Vedran Čačić added the comment:

Sorry, this seems like a classical example of "When all you have is a hammer, 
everything looks like a nail. Then, when you learn of a screwdriver, you 
suddenly see half of these nails as screws, completely ignoring there are other 
tools besides those two."

In fact, enumerate is _not_ the good choice in most of those cases, as the 
comments show. One should use zip, another should use ordinary iteration 
because the index isn't needed at all, and yet another should probably stay as 
it is, since that way it's more obvious that we're transforming each item in 
place. [When LHS is consts[i] and right is const, it's not easy to see they 
refer to the same place.]

Even the fourth I would argue is more readable in the current form, for a 
similar reason: when you base the decision on words[i], and the decision is to 
del words[i:], it's obvious you delete "it and everything after". Not so much 
in the "refactored" code.

Please don't do such things.
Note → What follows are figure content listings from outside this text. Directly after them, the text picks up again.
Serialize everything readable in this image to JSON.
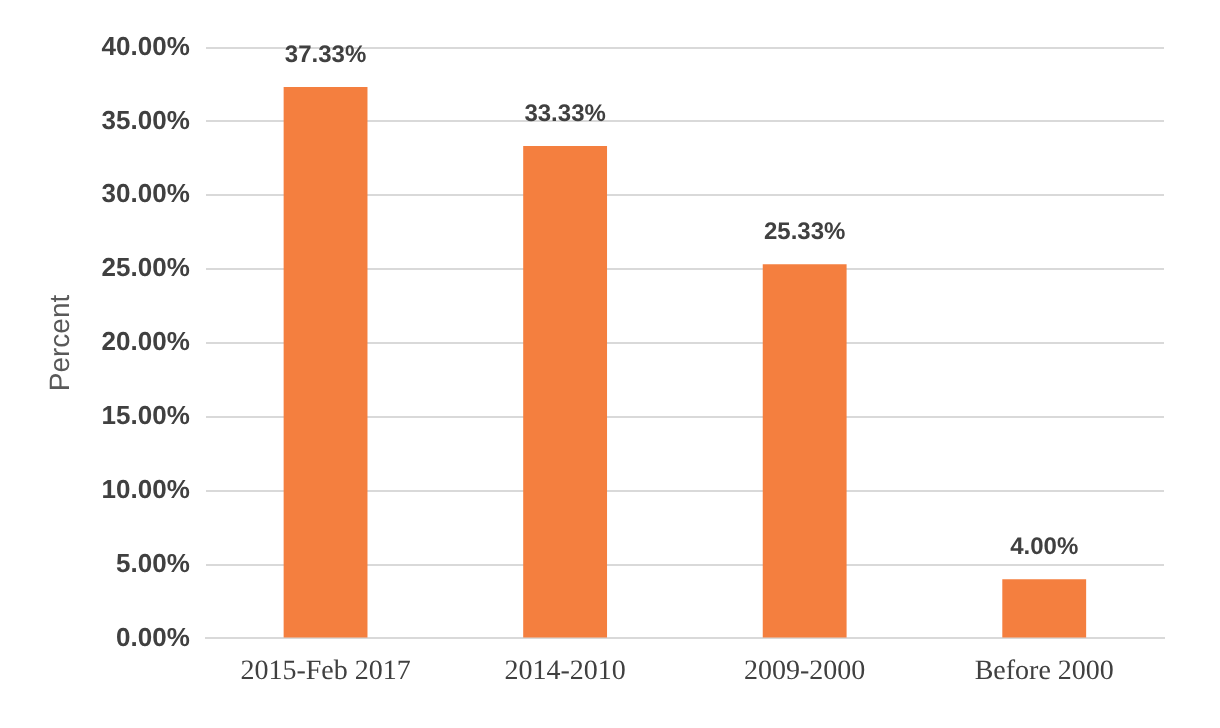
{
  "chart_data": {
    "type": "bar",
    "ylabel": "Percent",
    "categories": [
      "2015-Feb 2017",
      "2014-2010",
      "2009-2000",
      "Before 2000"
    ],
    "values": [
      37.33,
      33.33,
      25.33,
      4.0
    ],
    "value_labels": [
      "37.33%",
      "33.33%",
      "25.33%",
      "4.00%"
    ],
    "color": "#f47f3f",
    "ylim": [
      0,
      40
    ],
    "yticks": [
      {
        "value": 0,
        "label": "0.00%"
      },
      {
        "value": 5,
        "label": "5.00%"
      },
      {
        "value": 10,
        "label": "10.00%"
      },
      {
        "value": 15,
        "label": "15.00%"
      },
      {
        "value": 20,
        "label": "20.00%"
      },
      {
        "value": 25,
        "label": "25.00%"
      },
      {
        "value": 30,
        "label": "30.00%"
      },
      {
        "value": 35,
        "label": "35.00%"
      },
      {
        "value": 40,
        "label": "40.00%"
      }
    ],
    "grid": "y"
  }
}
One of Python's great strengths, especially in 
stdlib, is code stability. The only reason we're able to get anything done is 
that we have (or at least used to have) a great policy referred to in 
https://bugs.python.org/issue31417#msg301879, so we don't lose ourselves in 
enormous bikeshedding about how to best use the enormous expressivity of Python 
to write the code that works perfectly fine in some slightly different way.